1991年に名鉄で特急「北アルプス」用に導入され、のち、会津鉄道に譲渡されたキハ8500系ディーゼルカーが現在、マレーシアに渡り「第3の人生」の支度をしていることがわかりました。

特急「北アルプス」用に造られた名鉄キハ8500系

 1991(平成3)年に導入された名鉄のキハ8500系ディーゼルカーが、現在、マレーシアのボルネオ島(カリマンタン島)に渡り、新車同様の塗装をされ「第3の人生」を歩み出そうとしています。


マレーシアに渡った元名鉄、元会津鉄道のキハ8500系ディーゼルカー(写真出典:杉林佳介)。

 キハ8500系は、もともとはJR高山本線直通の特急「北アルプス」用に導入された車両です。JR線内では特急「ひだ」に併結するため、車両の性能や仕様はJRのキハ85系ディーゼルカーにそろえられ、また、名鉄犬山線内でのダイヤにも対応できるよう最高速度120km/hなど電車並みの性能が確保されました。

 しかし特急「北アルプス」は、利用者の減少などから2001(平成13)年に廃止されてしまいます。廃止に伴い、キハ8500系は会津鉄道に譲渡。福島県で「第2の人生」をスタートさせました。


会津鉄道時代のキハ8500系ディーゼルカー(2008年1月、恵 知仁撮影)。

 ところが、もともと高速運転用に造られた車両を低速かつ停車駅の多い列車として使用したことが走行機器の寿命を縮めることにつながり、車両は2010(平成22)年5月をもって引退。オークションにより、最後まで残った4両のうち「キハ8501」「キハ8504」は那珂川清流鉄道保存会が、「キハ8502」と「キハ8503」は個人が落札し、後者2両は福島県会津若松市内の観光施設に静態保存されていました。


マレーシアのサバ州は、ボルネオ島(カリマンタン島)の北部に位置する(画像出典:CraftMAP/編集部で一部加工)。

 その静態保存されていた「キハ8502」と「キハ8503」が現在、マレーシアに渡っているといいます。

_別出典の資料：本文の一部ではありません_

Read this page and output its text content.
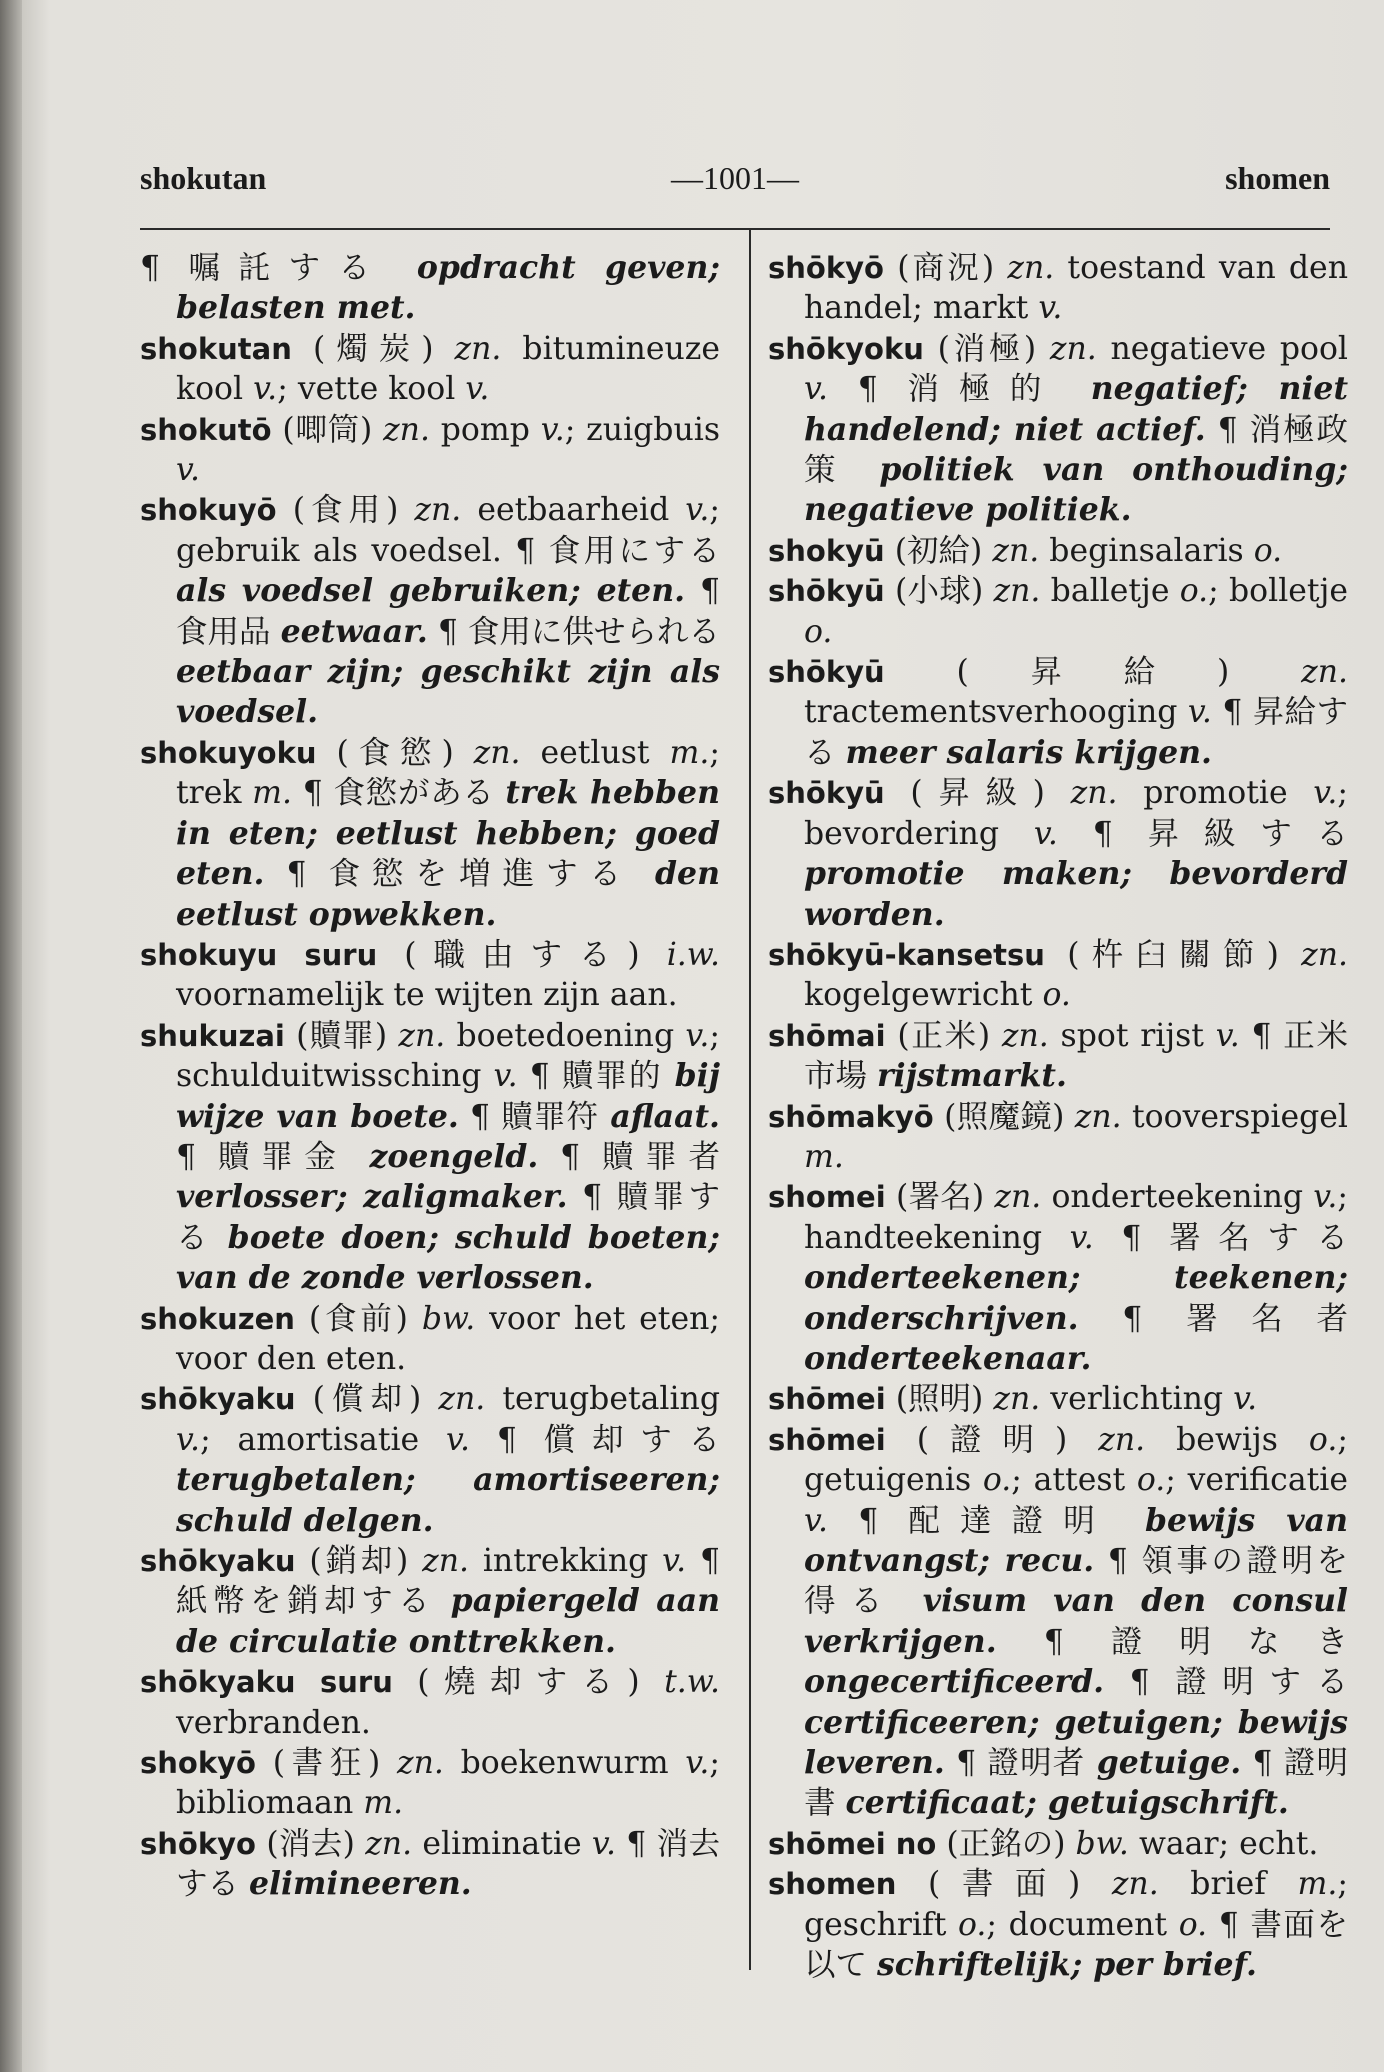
shokutan	—1001—	shomen
¶ 嘱託する opdracht geven; belasten met.
shokutan (燭炭) zn. bitumineuze kool v.; vette kool v.
shokutō (唧筒) zn. pomp v.; zuigbuis v.
shokuyō (食用) zn. eetbaarheid v.; gebruik als voedsel. ¶ 食用にする als voedsel gebruiken; eten. ¶ 食用品 eetwaar. ¶ 食用に供せられる eetbaar zijn; geschikt zijn als voedsel.
shokuyoku (食慾) zn. eetlust m.; trek m. ¶ 食慾がある trek hebben in eten; eetlust hebben; goed eten. ¶ 食慾を増進する den eetlust opwekken.
shokuyu suru (職由する) i.w. voornamelijk te wijten zijn aan.
shukuzai (贖罪) zn. boetedoening v.; schulduitwissching v. ¶ 贖罪的 bij wijze van boete. ¶ 贖罪符 aflaat. ¶ 贖罪金 zoengeld. ¶ 贖罪者 verlosser; zaligmaker. ¶ 贖罪する boete doen; schuld boeten; van de zonde verlossen.
shokuzen (食前) bw. voor het eten; voor den eten.
shōkyaku (償却) zn. terugbetaling v.; amortisatie v. ¶ 償却する terugbetalen; amortiseeren; schuld delgen.
shōkyaku (銷却) zn. intrekking v. ¶ 紙幣を銷却する papiergeld aan de circulatie onttrekken.
shōkyaku suru (燒却する) t.w. verbranden.
shokyō (書狂) zn. boekenwurm v.; bibliomaan m.
shōkyo (消去) zn. eliminatie v. ¶ 消去する elimineeren.
shōkyō (商況) zn. toestand van den handel; markt v.
shōkyoku (消極) zn. negatieve pool v. ¶ 消極的 negatief; niet handelend; niet actief. ¶ 消極政策 politiek van onthouding; negatieve politiek.
shokyū (初給) zn. beginsalaris o.
shōkyū (小球) zn. balletje o.; bolletje o.
shōkyū (昇給) zn. tractementsverhooging v. ¶ 昇給する meer salaris krijgen.
shōkyū (昇級) zn. promotie v.; bevordering v. ¶ 昇級する promotie maken; bevorderd worden.
shōkyū-kansetsu (杵臼關節) zn. kogelgewricht o.
shōmai (正米) zn. spot rijst v. ¶ 正米市場 rijstmarkt.
shōmakyō (照魔鏡) zn. tooverspiegel m.
shomei (署名) zn. onderteekening v.; handteekening v. ¶ 署名する onderteekenen; teekenen; onderschrijven. ¶ 署名者 onderteekenaar.
shōmei (照明) zn. verlichting v.
shōmei (證明) zn. bewijs o.; getuigenis o.; attest o.; verificatie v. ¶ 配達證明 bewijs van ontvangst; recu. ¶ 領事の證明を得る visum van den consul verkrijgen. ¶ 證明なき ongecertificeerd. ¶ 證明する certificeeren; getuigen; bewijs leveren. ¶ 證明者 getuige. ¶ 證明書 certificaat; getuigschrift.
shōmei no (正銘の) bw. waar; echt.
shomen (書面) zn. brief m.; geschrift o.; document o. ¶ 書面を以て schriftelijk; per brief.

アジアの鉄道事情に詳しい杉林佳介さんによると、譲渡先はマレーシアのボルネオ島を走るサバ州立鉄道といいます。

メーターが10個増えた運転台

 キハ8500系は、現地では再塗装され新車同様の姿に。杉林さんによると、軌間(線路の幅)は名鉄や会津鉄道が1067mmだったのに対し、サバ州立鉄道は1000mmであるため、それにあわせて車軸が改造されたほか、数か月かけてエンジンをはじめとする走行機器のオーバーホールも行われました。しかし現地を見学した今年7月下旬の時点では、車両の整備は完了しているものの、州知事から営業許可が下りていなかったため、運行開始日は未定だったといいます。


シート以外は会津鉄道時代と大きく変わらない車内(写真出典:杉林佳介)。

 車内は、座席が汚損と劣化防止のため黒色のレザー張りとされましたが、そのほかは基本的に会津鉄道時代のまま。日本語表記もところどころに残っているそうです。

ただし運転台には、10個のメーターが追加されていました。


メーターが10個追加された運転台(写真出典:杉林佳介)。

 見学の時点で整備が終わっていたのはこの「キハ8502」のみで、「キハ8503」は整備の真っ只中。そのときはちょうど再塗装が行われており、竣工は2017年の予定といいます。


再塗装中の「キハ8503」。走行機器のオーバーホールはこれからだという(写真出典:杉林佳介)。

 杉林さんは「ボルネオ島の方々は皆親切で、初めての方でも安心して旅行できるすばらしいところだと思います。ぜひキハ8500系に乗って、ボルネオ島を旅してみてはいかがでしょうか」としています。